Regional Trial Court’s decision: It granted the motion and dismissed the case in favor to the
respondents.
Court of Appeals’ decision: Affirmed the decision of the lower. Denied the motion for
reconsideration of petitioner. Hence, the present petition.

ISSUE:
Whether, under the law, Article 28(1) of the Warsaw Convention violates the Philippine
constitution which justifies its nonuse in the case at hand.

RULING:
No, because the treaty has not been rejected by the Philippine government.
It is well-settled that courts will assume jurisdiction over a constitutional question
only if it is shown that the essential requisites of a judicial inquiry into such a question are first satisfied.
The treaty which is the subject matter of this petition was a joint legislative-executive act. The
presumption is that it was first carefully studied and determined to be constitutional before it was adopted
and given the force of law in this country. The petitioner's allegations are not convincing enough to
overcome this presumption. Apparently, the Convention considered the four places designated in Article
28 the most convenient forums for the litigation of any claim that may arise between the airline and its
passenger, as distinguished from all other places.
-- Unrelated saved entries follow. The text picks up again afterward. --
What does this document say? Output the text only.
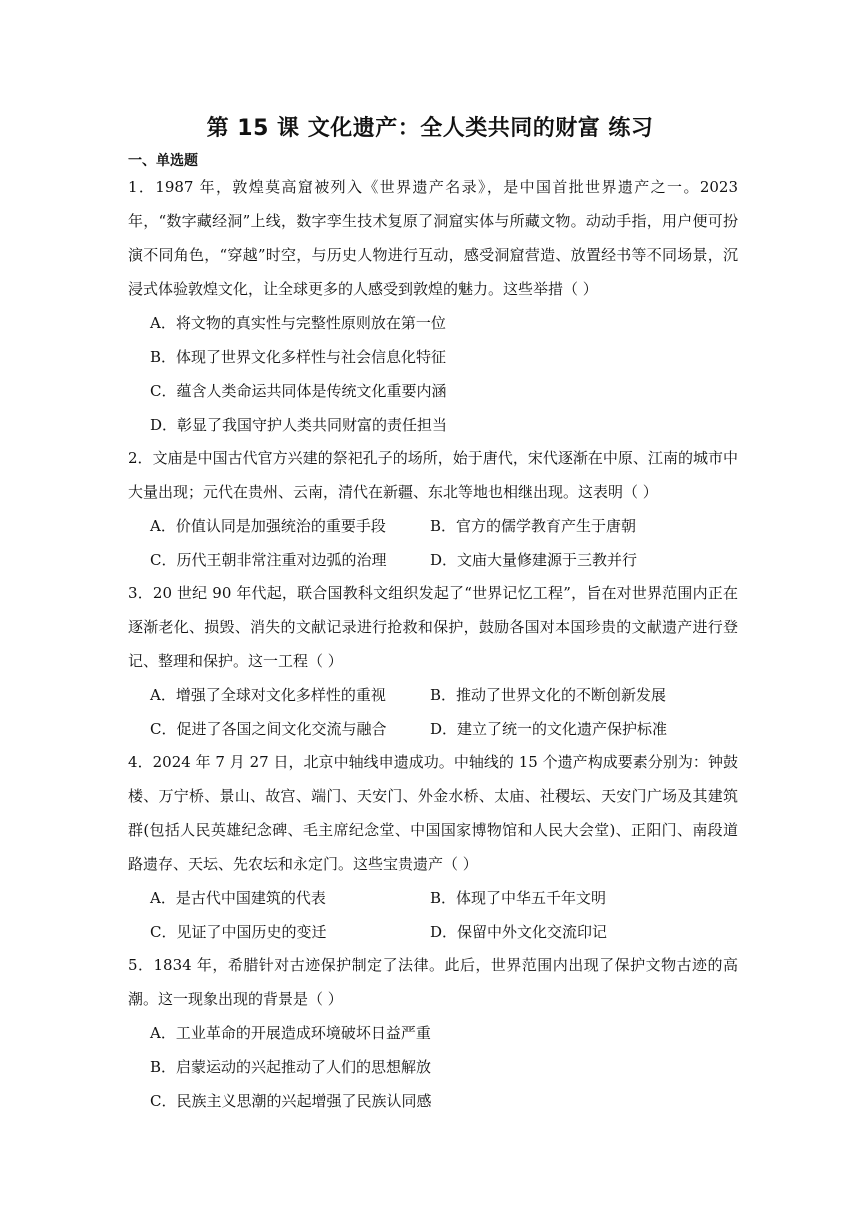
第 15 课 文化遗产：全人类共同的财富 练习
一、单选题

1．1987 年，敦煌莫高窟被列入《世界遗产名录》，是中国首批世界遗产之一。2023 年，“数字藏经洞”上线，数字孪生技术复原了洞窟实体与所藏文物。动动手指，用户便可扮演不同角色，“穿越”时空，与历史人物进行互动，感受洞窟营造、放置经书等不同场景，沉浸式体验敦煌文化，让全球更多的人感受到敦煌的魅力。这些举措（ ）

A．将文物的真实性与完整性原则放在第一位
B．体现了世界文化多样性与社会信息化特征
C．蕴含人类命运共同体是传统文化重要内涵
D．彰显了我国守护人类共同财富的责任担当

2．文庙是中国古代官方兴建的祭祀孔子的场所，始于唐代，宋代逐渐在中原、江南的城市中大量出现；元代在贵州、云南，清代在新疆、东北等地也相继出现。这表明（ ）

A．价值认同是加强统治的重要手段	B．官方的儒学教育产生于唐朝
C．历代王朝非常注重对边弧的治理	D．文庙大量修建源于三教并行

3．20 世纪 90 年代起，联合国教科文组织发起了“世界记忆工程”，旨在对世界范围内正在逐渐老化、损毁、消失的文献记录进行抢救和保护，鼓励各国对本国珍贵的文献遗产进行登记、整理和保护。这一工程（ ）

A．增强了全球对文化多样性的重视	B．推动了世界文化的不断创新发展
C．促进了各国之间文化交流与融合	D．建立了统一的文化遗产保护标准

4．2024 年 7 月 27 日，北京中轴线申遗成功。中轴线的 15 个遗产构成要素分别为：钟鼓楼、万宁桥、景山、故宫、端门、天安门、外金水桥、太庙、社稷坛、天安门广场及其建筑群(包括人民英雄纪念碑、毛主席纪念堂、中国国家博物馆和人民大会堂)、正阳门、南段道路遗存、天坛、先农坛和永定门。这些宝贵遗产（ ）

A．是古代中国建筑的代表	B．体现了中华五千年文明
C．见证了中国历史的变迁	D．保留中外文化交流印记

5．1834 年，希腊针对古迹保护制定了法律。此后，世界范围内出现了保护文物古迹的高潮。这一现象出现的背景是（ ）

A．工业革命的开展造成环境破坏日益严重
B．启蒙运动的兴起推动了人们的思想解放
C．民族主义思潮的兴起增强了民族认同感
At any rate, we agree with the respondent court that this
case can be decided on other grounds without the necessity of resolving the constitutional issue.
The more important consideration is that the treaty has not been rejected by the
Philippine government. The doctrine of rebus sic stantibus does not operate automatically to render the
treaty inoperative. There is a necessity for a formal act of rejection, usually made by the head of State,
with a statement of the reasons why compliance with the treaty is no longer required. Obviously rejection
of the treaty, whether on the ground of rebus sic stantibus or pursuant to Article 39, is not a function of
the courts but of the other branches of government. This is a political act. The conclusion and
renunciation of treaties is the prerogative of the political departments and may not be usurped by the
judiciary. The courts are concerned only with the interpretation and application of laws and treaties in
force and not with their wisdom or efficacy.